Being the first qualification in the world to link the study of the space activities law with the telecommunications law, this degree was set up with the support of professional bodies to meet the needs of rapidly expanding industries looking for highly qualified graduates. The content of the Master was developed in partnership with the major companies and institutions in the space/aeronautical and telecommunication sectors.

Every year a steering committee agrees on the curriculum to be covered in order to respond to the evolving needs of the space and telecommunications markets. Core subjects are complemented by practical seminars and a long-term work placement (in France or overseas). Regular and lasting contact with the labor market is gained through an educational team consisting mainly of practitioners (70% of the teaching body), lectures run by future potential employers, lectures given on the premises of companies (50%) and prestigious institutions, visits and professional voyages both in France and overseas, and through an international network of alumni and the course’s partners.

=== An International Degree ===

The course encompasses Europe and the wider world through teaching which combines both national and transnational approaches to issues. Lessons are held in French and English by a multicultural team of lecturers (9 nationalities). Classes consist of 50% overseas students (since 2002, the Master has welcomed 422 students coming from 68 different nationalities) all of whom participate in a large number of international events.

=== An Interdisciplinary Degree ===

The course has been designed for future career prospects in mind, by linking law to other disciplines – the sciences, economics, management, and political sciences.

=== Sponsoring every year ===
Every class has a sponsor who assists the students all year round. The class is named after the sponsor.

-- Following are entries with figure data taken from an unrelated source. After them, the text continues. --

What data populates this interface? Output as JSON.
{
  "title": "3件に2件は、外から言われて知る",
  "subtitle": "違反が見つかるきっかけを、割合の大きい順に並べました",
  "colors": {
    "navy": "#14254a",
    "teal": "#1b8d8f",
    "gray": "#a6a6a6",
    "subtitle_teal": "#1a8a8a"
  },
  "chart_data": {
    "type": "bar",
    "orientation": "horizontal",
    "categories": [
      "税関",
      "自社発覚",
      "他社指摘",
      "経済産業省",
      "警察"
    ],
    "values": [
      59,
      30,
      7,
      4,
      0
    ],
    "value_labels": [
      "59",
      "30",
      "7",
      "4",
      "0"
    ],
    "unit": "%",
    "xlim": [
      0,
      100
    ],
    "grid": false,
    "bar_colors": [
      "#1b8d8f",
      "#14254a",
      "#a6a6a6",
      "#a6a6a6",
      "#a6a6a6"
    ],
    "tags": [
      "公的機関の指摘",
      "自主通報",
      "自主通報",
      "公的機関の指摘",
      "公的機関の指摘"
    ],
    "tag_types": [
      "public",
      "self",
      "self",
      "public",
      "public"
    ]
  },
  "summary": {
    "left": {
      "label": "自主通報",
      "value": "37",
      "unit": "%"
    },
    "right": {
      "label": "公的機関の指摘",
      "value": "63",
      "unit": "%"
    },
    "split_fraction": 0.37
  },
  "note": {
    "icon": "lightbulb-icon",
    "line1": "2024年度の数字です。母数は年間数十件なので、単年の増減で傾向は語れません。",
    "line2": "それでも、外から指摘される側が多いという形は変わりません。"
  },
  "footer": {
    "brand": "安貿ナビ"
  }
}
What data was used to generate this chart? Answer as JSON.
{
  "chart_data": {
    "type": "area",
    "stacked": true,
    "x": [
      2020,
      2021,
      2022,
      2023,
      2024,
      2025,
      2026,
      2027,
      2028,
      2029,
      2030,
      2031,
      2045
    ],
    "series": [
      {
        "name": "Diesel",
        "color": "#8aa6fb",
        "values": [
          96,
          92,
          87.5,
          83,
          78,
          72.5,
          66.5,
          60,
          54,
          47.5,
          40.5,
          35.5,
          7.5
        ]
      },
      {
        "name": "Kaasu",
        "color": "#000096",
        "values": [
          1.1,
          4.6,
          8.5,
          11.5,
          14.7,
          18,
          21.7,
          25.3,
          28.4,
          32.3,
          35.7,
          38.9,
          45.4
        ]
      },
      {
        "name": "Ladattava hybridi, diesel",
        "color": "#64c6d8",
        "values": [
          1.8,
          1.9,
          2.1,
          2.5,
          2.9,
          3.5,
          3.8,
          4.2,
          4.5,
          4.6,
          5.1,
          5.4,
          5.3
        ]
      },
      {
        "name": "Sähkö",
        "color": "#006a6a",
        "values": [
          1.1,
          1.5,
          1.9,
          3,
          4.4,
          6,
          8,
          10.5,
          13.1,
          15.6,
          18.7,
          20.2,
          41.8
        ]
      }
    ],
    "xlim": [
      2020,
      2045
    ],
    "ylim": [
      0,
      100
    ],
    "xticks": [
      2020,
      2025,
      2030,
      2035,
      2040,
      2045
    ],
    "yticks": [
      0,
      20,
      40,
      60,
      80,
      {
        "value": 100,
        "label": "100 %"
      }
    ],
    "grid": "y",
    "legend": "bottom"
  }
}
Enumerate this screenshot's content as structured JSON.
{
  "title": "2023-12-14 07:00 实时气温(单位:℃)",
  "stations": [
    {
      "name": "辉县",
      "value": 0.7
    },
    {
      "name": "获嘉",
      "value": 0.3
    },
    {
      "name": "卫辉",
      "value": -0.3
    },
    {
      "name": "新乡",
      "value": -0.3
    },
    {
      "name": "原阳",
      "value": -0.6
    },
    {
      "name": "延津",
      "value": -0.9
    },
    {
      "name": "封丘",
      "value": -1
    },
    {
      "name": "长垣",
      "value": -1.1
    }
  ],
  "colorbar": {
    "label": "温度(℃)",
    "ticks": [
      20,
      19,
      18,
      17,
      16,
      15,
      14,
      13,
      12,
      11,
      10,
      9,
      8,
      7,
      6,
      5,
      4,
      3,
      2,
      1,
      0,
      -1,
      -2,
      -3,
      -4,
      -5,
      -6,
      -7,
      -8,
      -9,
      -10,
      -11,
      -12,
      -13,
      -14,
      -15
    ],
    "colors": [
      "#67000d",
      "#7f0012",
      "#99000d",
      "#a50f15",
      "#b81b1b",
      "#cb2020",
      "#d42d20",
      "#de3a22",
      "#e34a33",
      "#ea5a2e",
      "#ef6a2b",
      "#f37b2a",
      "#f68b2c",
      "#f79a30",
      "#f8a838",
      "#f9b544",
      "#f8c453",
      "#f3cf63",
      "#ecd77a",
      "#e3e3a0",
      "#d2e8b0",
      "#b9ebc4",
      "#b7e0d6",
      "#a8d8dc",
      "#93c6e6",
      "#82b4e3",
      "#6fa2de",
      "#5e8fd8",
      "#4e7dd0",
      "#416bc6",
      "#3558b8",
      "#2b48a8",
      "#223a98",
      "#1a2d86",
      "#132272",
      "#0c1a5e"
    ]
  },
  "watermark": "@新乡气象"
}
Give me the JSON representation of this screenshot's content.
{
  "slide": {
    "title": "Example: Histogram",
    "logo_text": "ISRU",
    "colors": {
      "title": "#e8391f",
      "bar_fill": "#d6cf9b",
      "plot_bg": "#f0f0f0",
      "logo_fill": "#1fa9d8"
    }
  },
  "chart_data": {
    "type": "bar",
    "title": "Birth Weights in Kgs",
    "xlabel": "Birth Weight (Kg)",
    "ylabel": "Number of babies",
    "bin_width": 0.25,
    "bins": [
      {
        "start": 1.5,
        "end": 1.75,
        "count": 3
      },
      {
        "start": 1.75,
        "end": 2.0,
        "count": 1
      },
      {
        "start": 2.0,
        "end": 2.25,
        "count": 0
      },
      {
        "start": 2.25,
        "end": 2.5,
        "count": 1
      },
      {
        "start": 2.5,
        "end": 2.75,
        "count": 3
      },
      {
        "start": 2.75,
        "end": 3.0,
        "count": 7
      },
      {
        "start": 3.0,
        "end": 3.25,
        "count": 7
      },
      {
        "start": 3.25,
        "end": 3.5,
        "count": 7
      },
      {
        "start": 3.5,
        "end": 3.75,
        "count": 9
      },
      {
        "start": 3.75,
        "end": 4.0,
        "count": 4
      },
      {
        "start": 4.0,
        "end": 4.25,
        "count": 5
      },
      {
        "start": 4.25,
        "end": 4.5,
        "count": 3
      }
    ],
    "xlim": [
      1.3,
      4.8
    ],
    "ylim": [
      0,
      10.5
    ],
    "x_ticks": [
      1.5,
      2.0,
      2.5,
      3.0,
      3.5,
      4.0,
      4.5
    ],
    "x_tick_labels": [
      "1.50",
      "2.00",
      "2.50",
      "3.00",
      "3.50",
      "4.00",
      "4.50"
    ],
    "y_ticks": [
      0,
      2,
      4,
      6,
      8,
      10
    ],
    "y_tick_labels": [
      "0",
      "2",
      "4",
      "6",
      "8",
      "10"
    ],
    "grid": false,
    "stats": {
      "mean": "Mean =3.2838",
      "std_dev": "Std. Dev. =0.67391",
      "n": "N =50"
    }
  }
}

- 2002 – 2003 : National Center for Space Studies (CNES)
- 2003 – 2004 : European Space Agency (ESA)
- 2004 – 2005 : EADS
- 2005 – 2006 : Autorité de Régulation des Communications Électroniques, des Postes et de la Distribution de la Presse (French Regulator of the Electronic Communications and Postal Sectors, ARCEP)
- 2006 – 2007 : France Télécom
- 2007 – 2008 : Eutelsat
- 2008 – 2009 : Minister of the Economy, Industry and Employment - France
- 2009 – 2010 : Thales Alenia Space (TAS)
- 2010 – 2011 : Gide Loyrette Nouel
- 2011 – 2012 : Safran
- 2012 – 2013 : Bouygues Telecom
- 2013 – 2014 : Arianespace
- 2014 – 2015 : French National Frequency Agency (ANFR)
- 2015 – 2016 : Iliad SA
- 2016 – 2017 : SES S.A.
- 2017 – 2018 :
- 2018 – 2019 : huawei
- 2019 – 2020 : International Telecommunication Union (ITU)
- 2020 – 2021 : European Astronaut Corps (ESA)
- 2021 – 2022 : Orange S.A.

=== Awards and Ranking ===

The French Agency for Academic Evaluation (AERES) has given the Master its best mark (A+), considering this program to be among the best in France in all disciplines.